7. PRÉOCCUPATIONS INTERDITES
Juste derrière.
La hyène est juste derrière lui.
IL sait qu’elle ne renoncera plus.
C’est un jeu qui réclame un gagnant et un perdant.
La hyène accroît l’amplitude de ses foulées. De trot, elle passe au galop, puis au grand galop. IL fait de même. Ses narines en feu entreprennent d’aspirer à toute vitesse de l’air que rejette ensuite nerveusement sa bouche. Ses muscles chauds deviennent bouillants.
La hyène accélère encore. Cette fois, elle est bien décidée à l’attraper. Elle use de toutes ses énergies. IL fouille ses propres molécules en quête de glucose capable de lui fournir un surplus de puissance de course. Mais les lactances de peur ralentissent l’acheminement des glucides. IL sent la panique, cette vieille ennemie, grimper de ses orteils à son crâne et reconnaît cette sensation d’acidité dans les veines que donne l’adrénaline pure.
Les autres ne sont toujours pas là pour bondir à son secours et la hyène gagne du terrain. La panique le submerge. A cet instant, il se produit quelque chose d’étrange. Au summum de sa détresse, un déclic se fait…
Un sentiment… une porte s’ouvre dans son esprit. IL a l’impression de sortir de lui-même et de se voir de l’extérieur. L’impression que cette horreur arrive à quelqu’un d’autre et qu’il l’observe de loin.
Au bout de la panique, IL découvre le détachement. Comme si sa peau n’étant plus viable, il s’en dégageait. IL cesse d’être obnubilé par sa propre survie. Son existence ne lui semble plus qu’un phénomène parmi des milliers d’autres. Ni plus ni moins intéressant que les autres.
IL transcende complètement sa peur de la hyène. IL se dit qu’après tout, il n’a rien contre elle. Cette bête ne cherche qu’à nourrir les siens. Elle doit être tout aussi épuisée et à bout de nerfs que lui. IL perçoit sa crainte de voir son gibier lui échapper. IL sent cette hyène en proie à une peur panique de rentrer bredouille sans rien avoir à donner à manger à sa progéniture.

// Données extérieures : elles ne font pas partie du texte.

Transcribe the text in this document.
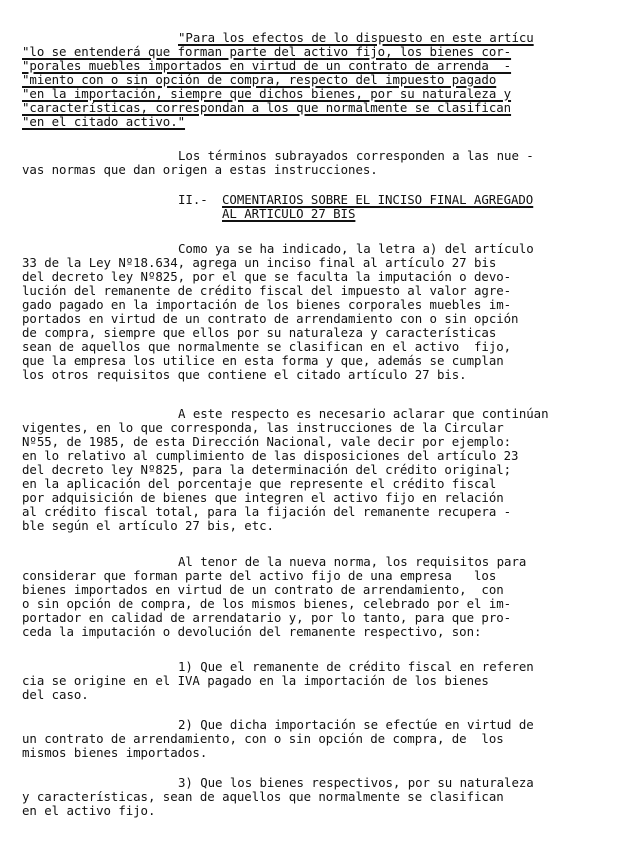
"Para los efectos de lo dispuesto en este artícu
"lo se entenderá que forman parte del activo fijo, los bienes cor-
"porales muebles importados en virtud de un contrato de arrenda  -
"miento con o sin opción de compra, respecto del impuesto pagado
"en la importación, siempre que dichos bienes, por su naturaleza y
"características, correspondan a los que normalmente se clasifican
"en el citado activo."
Los términos subrayados corresponden a las nue -
vas normas que dan origen a estas instrucciones.
II.- COMENTARIOS SOBRE EL INCISO FINAL AGREGADO
AL ARTICULO 27 BIS
Como ya se ha indicado, la letra a) del artículo
33 de la Ley Nº18.634, agrega un inciso final al artículo 27 bis
del decreto ley Nº825, por el que se faculta la imputación o devo-
lución del remanente de crédito fiscal del impuesto al valor agre-
gado pagado en la importación de los bienes corporales muebles im-
portados en virtud de un contrato de arrendamiento con o sin opción
de compra, siempre que ellos por su naturaleza y características
sean de aquellos que normalmente se clasifican en el activo  fijo,
que la empresa los utilice en esta forma y que, además se cumplan
los otros requisitos que contiene el citado artículo 27 bis.
A este respecto es necesario aclarar que continúan
vigentes, en lo que corresponda, las instrucciones de la Circular
Nº55, de 1985, de esta Dirección Nacional, vale decir por ejemplo:
en lo relativo al cumplimiento de las disposiciones del artículo 23
del decreto ley Nº825, para la determinación del crédito original;
en la aplicación del porcentaje que represente el crédito fiscal
por adquisición de bienes que integren el activo fijo en relación
al crédito fiscal total, para la fijación del remanente recupera -
ble según el artículo 27 bis, etc.
Al tenor de la nueva norma, los requisitos para
considerar que forman parte del activo fijo de una empresa   los
bienes importados en virtud de un contrato de arrendamiento,  con
o sin opción de compra, de los mismos bienes, celebrado por el im-
portador en calidad de arrendatario y, por lo tanto, para que pro-
ceda la imputación o devolución del remanente respectivo, son:
1) Que el remanente de crédito fiscal en referen
cia se origine en el IVA pagado en la importación de los bienes
del caso.
2) Que dicha importación se efectúe en virtud de
un contrato de arrendamiento, con o sin opción de compra, de  los
mismos bienes importados.
3) Que los bienes respectivos, por su naturaleza
y características, sean de aquellos que normalmente se clasifican
en el activo fijo.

Normalement, les hyènes ne se nourrissent que de charognes en état de décomposition avancée. Que celle-ci s’attaque à de la viande sur pied est déjà signe de grande ambition. IL se souvient d’avoir observé de loin des groupes de hyènes. IL les a vues nourrir leurs petits en régurgitant de la viande et se souvient de l’immonde odeur qui entoure les festins de ces animaux. En mangeant du cadavre pourri, on en prend l’odeur.
Peut-être est-ce pour cela que sa poursuivante s’acharne ainsi derrière lui, pour sortir son peuple de son odeur de putréfaction en lui rapportant de la viande non faisandée.
IL devrait être fier de participer à un tel élan. Somme toute, se dit-il, lui et la hyène ont la même ambition : Faire évoluer leur espèce. » Obtenir que leurs enfants vivent mieux que leurs parents.
La hyène espère réussir cette prouesse par la chasse. Lui pense réussir cette prouesse en attirant ce fauve dans un guet-apens.
« Faire évoluer son espèce. » Cette volonté est tellement plus intéressante que le souci de « survivre soi-même à tout prix pour être là un jour de plus ». IL se demande s’il ne ferait pas mieux de se laisser manger. Ce serait nouveau comme comportement. La résignation du gibier en vue de l’amélioration des qualités de vie du prédateur. L’idée lui fait un peu ralentir sa course.
Allez : qu’on en finisse. IL ralentit davantage encore. Mais c’est juste à ce moment qu’il distingue un mouvement dans les hauteurs. Comme des oiseaux perchés sur une branche, agitant leurs bras. Leurs bras ?
IL est arrivé au grand arbre ! Et ces drôles d’oiseaux sont ses compagnons qui lui font des gestes pour signaler qu’ils sont prêts.
IL fonce dans leur direction.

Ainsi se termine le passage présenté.